Il Trattato, stipulato il 9 dicembre 2011 a Bruxelles e pubblicato nella Gazzetta Ufficiale dell’Unione europea del 24 aprile 2012, n. L 112, è in vigore dal 1° luglio 2013. Pertanto, a decorrere dalla predetta data, i regolamenti comunitari n. 883/2004 e n. 987/2009, nonché il regolamento UE n. 1231/2010, si applicano anche alla Croazia e sostituiscono la Convenzione di sicurezza sociale tra l’Italia e la Croazia del 27 giugno 1997 e il relativo accordo amministrativo del 12 settembre 2002, in vigore dal 1° novembre 2003.

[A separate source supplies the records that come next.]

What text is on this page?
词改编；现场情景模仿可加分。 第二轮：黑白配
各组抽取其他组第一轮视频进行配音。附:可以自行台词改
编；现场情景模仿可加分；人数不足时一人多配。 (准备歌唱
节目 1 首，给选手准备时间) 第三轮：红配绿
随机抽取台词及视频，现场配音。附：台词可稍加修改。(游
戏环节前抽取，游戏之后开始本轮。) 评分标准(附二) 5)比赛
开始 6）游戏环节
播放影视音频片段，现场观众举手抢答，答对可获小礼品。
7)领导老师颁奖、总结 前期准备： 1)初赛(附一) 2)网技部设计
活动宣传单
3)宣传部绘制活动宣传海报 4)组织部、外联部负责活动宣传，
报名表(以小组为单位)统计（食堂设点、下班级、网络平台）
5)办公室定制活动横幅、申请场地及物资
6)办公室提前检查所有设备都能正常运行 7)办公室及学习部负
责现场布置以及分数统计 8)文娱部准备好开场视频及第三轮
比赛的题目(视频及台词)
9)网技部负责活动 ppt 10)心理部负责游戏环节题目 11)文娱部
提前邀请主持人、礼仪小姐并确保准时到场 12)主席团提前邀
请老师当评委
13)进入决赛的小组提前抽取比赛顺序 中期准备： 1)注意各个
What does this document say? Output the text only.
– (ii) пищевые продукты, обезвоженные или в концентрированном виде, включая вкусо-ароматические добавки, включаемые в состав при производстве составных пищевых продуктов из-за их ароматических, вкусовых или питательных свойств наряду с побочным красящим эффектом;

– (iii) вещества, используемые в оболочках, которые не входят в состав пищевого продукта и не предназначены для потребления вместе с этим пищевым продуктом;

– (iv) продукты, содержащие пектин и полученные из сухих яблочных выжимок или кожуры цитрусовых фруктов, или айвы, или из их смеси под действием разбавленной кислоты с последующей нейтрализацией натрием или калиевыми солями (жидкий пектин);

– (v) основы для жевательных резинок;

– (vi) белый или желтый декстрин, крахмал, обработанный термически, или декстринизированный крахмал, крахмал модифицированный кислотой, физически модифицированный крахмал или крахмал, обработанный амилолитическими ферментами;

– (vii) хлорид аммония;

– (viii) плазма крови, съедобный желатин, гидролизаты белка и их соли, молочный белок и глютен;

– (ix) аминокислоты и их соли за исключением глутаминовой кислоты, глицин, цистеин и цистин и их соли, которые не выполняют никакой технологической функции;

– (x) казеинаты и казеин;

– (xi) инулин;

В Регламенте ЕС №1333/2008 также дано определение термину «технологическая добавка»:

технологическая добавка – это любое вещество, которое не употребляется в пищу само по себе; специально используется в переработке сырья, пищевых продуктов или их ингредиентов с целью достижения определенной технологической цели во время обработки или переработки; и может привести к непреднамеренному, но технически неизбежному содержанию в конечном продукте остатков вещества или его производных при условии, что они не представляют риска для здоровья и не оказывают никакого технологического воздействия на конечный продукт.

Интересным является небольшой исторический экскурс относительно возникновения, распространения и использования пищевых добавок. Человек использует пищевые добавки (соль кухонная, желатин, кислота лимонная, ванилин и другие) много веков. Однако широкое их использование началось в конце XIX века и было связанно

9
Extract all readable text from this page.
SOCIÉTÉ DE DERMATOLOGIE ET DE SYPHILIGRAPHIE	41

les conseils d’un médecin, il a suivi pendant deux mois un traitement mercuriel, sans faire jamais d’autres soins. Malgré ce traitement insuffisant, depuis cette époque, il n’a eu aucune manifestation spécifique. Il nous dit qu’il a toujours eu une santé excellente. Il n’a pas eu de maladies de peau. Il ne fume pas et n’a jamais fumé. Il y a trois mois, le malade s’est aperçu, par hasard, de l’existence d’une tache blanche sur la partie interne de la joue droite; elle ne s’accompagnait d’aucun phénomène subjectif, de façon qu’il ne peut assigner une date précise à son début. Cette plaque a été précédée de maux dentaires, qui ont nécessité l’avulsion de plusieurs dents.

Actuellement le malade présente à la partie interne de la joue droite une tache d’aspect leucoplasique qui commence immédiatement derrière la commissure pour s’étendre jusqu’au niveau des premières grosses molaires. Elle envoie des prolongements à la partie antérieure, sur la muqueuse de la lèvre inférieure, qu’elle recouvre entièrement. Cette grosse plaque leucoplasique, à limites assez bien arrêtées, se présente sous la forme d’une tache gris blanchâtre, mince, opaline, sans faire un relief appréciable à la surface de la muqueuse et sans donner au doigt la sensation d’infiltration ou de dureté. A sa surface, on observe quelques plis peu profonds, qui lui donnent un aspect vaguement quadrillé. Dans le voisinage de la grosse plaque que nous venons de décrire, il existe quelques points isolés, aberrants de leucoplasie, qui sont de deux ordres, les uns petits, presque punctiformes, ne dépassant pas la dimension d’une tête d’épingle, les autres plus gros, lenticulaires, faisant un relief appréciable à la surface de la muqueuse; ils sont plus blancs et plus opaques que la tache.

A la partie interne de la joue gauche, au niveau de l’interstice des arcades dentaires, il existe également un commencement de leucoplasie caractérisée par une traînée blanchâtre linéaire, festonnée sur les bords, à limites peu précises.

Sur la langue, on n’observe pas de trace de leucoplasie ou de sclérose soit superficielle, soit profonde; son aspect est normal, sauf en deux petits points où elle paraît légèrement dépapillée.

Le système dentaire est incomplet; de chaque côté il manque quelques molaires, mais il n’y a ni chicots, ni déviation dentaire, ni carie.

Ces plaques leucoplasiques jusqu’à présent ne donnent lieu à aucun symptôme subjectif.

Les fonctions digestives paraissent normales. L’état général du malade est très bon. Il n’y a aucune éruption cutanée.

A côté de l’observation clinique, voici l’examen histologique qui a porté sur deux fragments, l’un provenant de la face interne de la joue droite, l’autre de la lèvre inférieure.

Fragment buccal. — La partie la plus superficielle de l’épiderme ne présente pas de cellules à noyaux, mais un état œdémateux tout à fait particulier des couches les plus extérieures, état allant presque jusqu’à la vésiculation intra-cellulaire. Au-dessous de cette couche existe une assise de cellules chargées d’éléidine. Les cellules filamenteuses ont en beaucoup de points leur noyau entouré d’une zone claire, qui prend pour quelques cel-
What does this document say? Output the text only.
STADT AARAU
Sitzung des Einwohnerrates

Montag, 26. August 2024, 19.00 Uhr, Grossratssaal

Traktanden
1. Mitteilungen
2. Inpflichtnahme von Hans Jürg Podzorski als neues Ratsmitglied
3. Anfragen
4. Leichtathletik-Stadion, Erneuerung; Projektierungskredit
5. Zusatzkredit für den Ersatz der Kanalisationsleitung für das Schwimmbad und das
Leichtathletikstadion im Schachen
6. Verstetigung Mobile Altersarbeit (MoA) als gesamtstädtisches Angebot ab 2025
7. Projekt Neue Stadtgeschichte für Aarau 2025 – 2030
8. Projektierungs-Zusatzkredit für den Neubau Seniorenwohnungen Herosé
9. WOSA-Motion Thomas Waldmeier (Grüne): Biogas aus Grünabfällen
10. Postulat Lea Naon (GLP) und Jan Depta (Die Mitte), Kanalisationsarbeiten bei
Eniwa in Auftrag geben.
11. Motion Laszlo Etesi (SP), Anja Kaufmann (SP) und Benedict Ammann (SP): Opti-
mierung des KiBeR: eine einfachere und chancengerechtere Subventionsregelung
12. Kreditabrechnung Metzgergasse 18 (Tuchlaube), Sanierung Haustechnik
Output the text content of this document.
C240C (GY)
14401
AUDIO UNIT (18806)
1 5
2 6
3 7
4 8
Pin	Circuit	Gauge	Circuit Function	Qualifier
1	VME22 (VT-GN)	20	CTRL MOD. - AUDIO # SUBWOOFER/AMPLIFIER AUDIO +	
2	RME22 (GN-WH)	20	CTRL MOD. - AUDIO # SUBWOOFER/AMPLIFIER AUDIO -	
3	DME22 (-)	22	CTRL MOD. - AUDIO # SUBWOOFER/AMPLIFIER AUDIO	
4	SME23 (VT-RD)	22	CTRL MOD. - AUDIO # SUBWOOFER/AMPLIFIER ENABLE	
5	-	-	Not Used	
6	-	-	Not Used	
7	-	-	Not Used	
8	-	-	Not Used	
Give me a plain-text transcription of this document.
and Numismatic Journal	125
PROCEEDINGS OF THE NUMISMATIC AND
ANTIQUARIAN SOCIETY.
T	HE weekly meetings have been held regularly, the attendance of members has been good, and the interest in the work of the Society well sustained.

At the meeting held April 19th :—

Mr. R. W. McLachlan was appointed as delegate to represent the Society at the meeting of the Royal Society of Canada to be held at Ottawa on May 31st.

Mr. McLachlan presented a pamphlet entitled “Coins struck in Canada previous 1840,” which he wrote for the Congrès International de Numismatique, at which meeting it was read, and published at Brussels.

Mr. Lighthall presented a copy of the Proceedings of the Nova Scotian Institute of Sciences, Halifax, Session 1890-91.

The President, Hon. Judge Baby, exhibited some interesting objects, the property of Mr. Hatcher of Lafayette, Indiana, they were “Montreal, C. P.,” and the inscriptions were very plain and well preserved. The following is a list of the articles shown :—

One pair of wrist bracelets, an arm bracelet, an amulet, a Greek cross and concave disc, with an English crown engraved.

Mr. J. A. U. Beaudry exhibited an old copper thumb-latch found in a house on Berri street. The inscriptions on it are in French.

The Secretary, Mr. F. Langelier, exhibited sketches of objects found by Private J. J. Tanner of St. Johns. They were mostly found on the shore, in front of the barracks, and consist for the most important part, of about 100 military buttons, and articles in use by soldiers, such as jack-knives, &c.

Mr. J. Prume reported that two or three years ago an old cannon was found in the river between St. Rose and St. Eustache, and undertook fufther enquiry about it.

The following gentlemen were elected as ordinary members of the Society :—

Conseguentemente, dal 1° luglio 2013, le decisioni e le raccomandazioni adottate dalla Commissione amministrativa per il coordinamento dei sistemi di sicurezza sociale, come pure le disposizioni contenute nelle circolari e messaggi emanati dall’Istituto in relazione all’applicazione dei regolamenti sopracitati, sono applicabili anche nei rapporti con il predetto Stato.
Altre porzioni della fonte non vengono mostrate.